Direzione della fotografia

Maurizio Gennaro

Docente titolare

Per Maurizio Gennaro il cinema è una passione che parte dagli studi scientifici del liceo e non da una matrice umanista ma che poi viene alimentata e contaminata con la formazione al Centro Sperimentale di Cinematografia nei corsi di Ripresa Cinematografica di Mario Bernardo. Era il 1967, solo un anno dopo sarebbero arrivati i tumulti anche al centro, mettendo in discussione l’allora direttore organizzativo Nanni Loy.

Calmatasi la furia sessantottina al centro arriva invece Roberto Rossellini:

“Con lui abbiamo fatto tantissimo, ci portava i suoi operatori e ci mostrava i sistemi di ripresa che utilizzava lui stesso oltre a farci andare sui suoi set per capire come funzionassero”.

Con la frequentazione della scuola nazionale di cinema arrivano anche i primi lavori:

“Era l’epoca della 16BL a spalla, la usavamo per andare a fare attualità cinematografica.”

Questo almeno fino al 1971 quando invece cominciano i veri lavori con le produzioni di Rossano e Oscar Brazzi, affiancati da un continuo impegno di collaborazione per documentari tecnici e riprese scientifiche.

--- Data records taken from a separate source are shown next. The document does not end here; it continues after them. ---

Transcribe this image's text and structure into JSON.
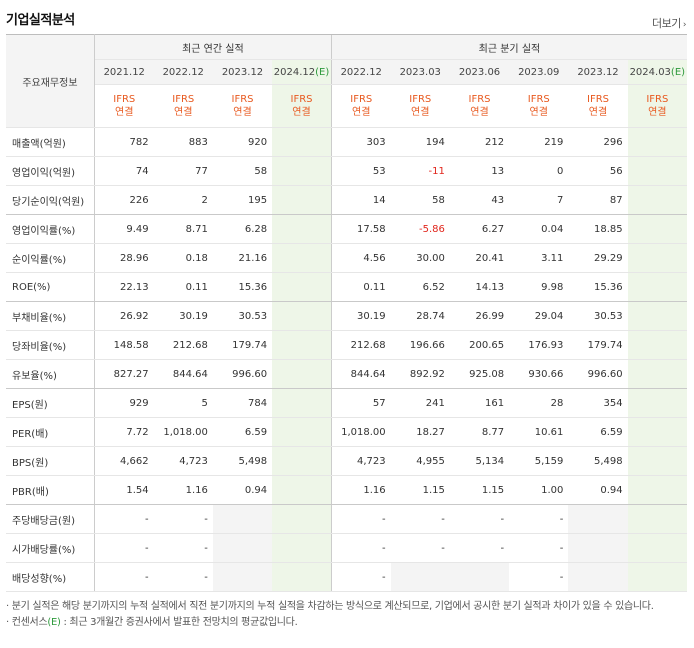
{
  "title": "기업실적분석",
  "more_label": "더보기",
  "more_arrow": "›",
  "header": {
    "row_label": "주요재무정보",
    "annual_group": "최근 연간 실적",
    "quarter_group": "최근 분기 실적",
    "annual_years": [
      "2021.12",
      "2022.12",
      "2023.12",
      "2024.12"
    ],
    "quarter_periods": [
      "2022.12",
      "2023.03",
      "2023.06",
      "2023.09",
      "2023.12",
      "2024.03"
    ],
    "estimate_mark": "(E)",
    "ifrs_line1": "IFRS",
    "ifrs_line2": "연결"
  },
  "rows": [
    {
      "label": "매출액(억원)",
      "annual": [
        "782",
        "883",
        "920",
        ""
      ],
      "quarter": [
        "303",
        "194",
        "212",
        "219",
        "296",
        ""
      ]
    },
    {
      "label": "영업이익(억원)",
      "annual": [
        "74",
        "77",
        "58",
        ""
      ],
      "quarter": [
        "53",
        "-11",
        "13",
        "0",
        "56",
        ""
      ]
    },
    {
      "label": "당기순이익(억원)",
      "annual": [
        "226",
        "2",
        "195",
        ""
      ],
      "quarter": [
        "14",
        "58",
        "43",
        "7",
        "87",
        ""
      ]
    },
    {
      "label": "영업이익률(%)",
      "annual": [
        "9.49",
        "8.71",
        "6.28",
        ""
      ],
      "quarter": [
        "17.58",
        "-5.86",
        "6.27",
        "0.04",
        "18.85",
        ""
      ]
    },
    {
      "label": "순이익률(%)",
      "annual": [
        "28.96",
        "0.18",
        "21.16",
        ""
      ],
      "quarter": [
        "4.56",
        "30.00",
        "20.41",
        "3.11",
        "29.29",
        ""
      ]
    },
    {
      "label": "ROE(%)",
      "annual": [
        "22.13",
        "0.11",
        "15.36",
        ""
      ],
      "quarter": [
        "0.11",
        "6.52",
        "14.13",
        "9.98",
        "15.36",
        ""
      ]
    },
    {
      "label": "부채비율(%)",
      "annual": [
        "26.92",
        "30.19",
        "30.53",
        ""
      ],
      "quarter": [
        "30.19",
        "28.74",
        "26.99",
        "29.04",
        "30.53",
        ""
      ]
    },
    {
      "label": "당좌비율(%)",
      "annual": [
        "148.58",
        "212.68",
        "179.74",
        ""
      ],
      "quarter": [
        "212.68",
        "196.66",
        "200.65",
        "176.93",
        "179.74",
        ""
      ]
    },
    {
      "label": "유보율(%)",
      "annual": [
        "827.27",
        "844.64",
        "996.60",
        ""
      ],
      "quarter": [
        "844.64",
        "892.92",
        "925.08",
        "930.66",
        "996.60",
        ""
      ]
    },
    {
      "label": "EPS(원)",
      "annual": [
        "929",
        "5",
        "784",
        ""
      ],
      "quarter": [
        "57",
        "241",
        "161",
        "28",
        "354",
        ""
      ]
    },
    {
      "label": "PER(배)",
      "annual": [
        "7.72",
        "1,018.00",
        "6.59",
        ""
      ],
      "quarter": [
        "1,018.00",
        "18.27",
        "8.77",
        "10.61",
        "6.59",
        ""
      ]
    },
    {
      "label": "BPS(원)",
      "annual": [
        "4,662",
        "4,723",
        "5,498",
        ""
      ],
      "quarter": [
        "4,723",
        "4,955",
        "5,134",
        "5,159",
        "5,498",
        ""
      ]
    },
    {
      "label": "PBR(배)",
      "annual": [
        "1.54",
        "1.16",
        "0.94",
        ""
      ],
      "quarter": [
        "1.16",
        "1.15",
        "1.15",
        "1.00",
        "0.94",
        ""
      ]
    },
    {
      "label": "주당배당금(원)",
      "annual": [
        "-",
        "-",
        null,
        ""
      ],
      "quarter": [
        "-",
        "-",
        "-",
        "-",
        null,
        ""
      ]
    },
    {
      "label": "시가배당률(%)",
      "annual": [
        "-",
        "-",
        null,
        ""
      ],
      "quarter": [
        "-",
        "-",
        "-",
        "-",
        null,
        ""
      ]
    },
    {
      "label": "배당성향(%)",
      "annual": [
        "-",
        "-",
        null,
        ""
      ],
      "quarter": [
        "-",
        null,
        null,
        "-",
        null,
        ""
      ]
    }
  ],
  "notes": [
    "· 분기 실적은 해당 분기까지의 누적 실적에서 직전 분기까지의 누적 실적을 차감하는 방식으로 계산되므로, 기업에서 공시한 분기 실적과 차이가 있을 수 있습니다.",
    "· 컨센서스(E) : 최근 3개월간 증권사에서 발표한 전망치의 평균값입니다."
  ],
  "colors": {
    "ifrs": "#e8591f",
    "estimate": "#2e9a3c",
    "negative": "#e1261c",
    "estimate_bg": "#eef6e8"
  }
}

Maurizio Gennaro è stato membro dell’SMPTE (Society of Motion Picture and Television Engineers) e di recente è tornato membro dell’A.I.C. oltre ad essere stato a lungo socio e segretario organizzativo dell’ATIC (Associazione tecnici italiani della cinematografia).

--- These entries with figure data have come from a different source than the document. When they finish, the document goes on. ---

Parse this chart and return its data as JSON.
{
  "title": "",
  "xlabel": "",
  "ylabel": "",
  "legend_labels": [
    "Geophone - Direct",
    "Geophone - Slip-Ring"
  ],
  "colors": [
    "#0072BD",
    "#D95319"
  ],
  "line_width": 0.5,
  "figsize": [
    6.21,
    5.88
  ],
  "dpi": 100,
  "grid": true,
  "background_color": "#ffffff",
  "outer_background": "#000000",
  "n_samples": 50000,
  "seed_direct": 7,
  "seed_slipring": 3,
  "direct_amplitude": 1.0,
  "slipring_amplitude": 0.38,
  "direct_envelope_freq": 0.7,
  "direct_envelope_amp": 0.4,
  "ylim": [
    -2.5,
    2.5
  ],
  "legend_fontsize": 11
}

In virtù della sua competenza tecnica e della sua preparazione ed esperienza, Maurizio Gennaro è anche uno dei docenti più coinvolti nelle sperimentazioni che la Roma Film Academy fa con le videocamere 3D. A lui è spettato l’onore e l’onere di supervisionare artisticamente e tecnicamente le prime riprese da elicottero in 3D fatte dalla scuola.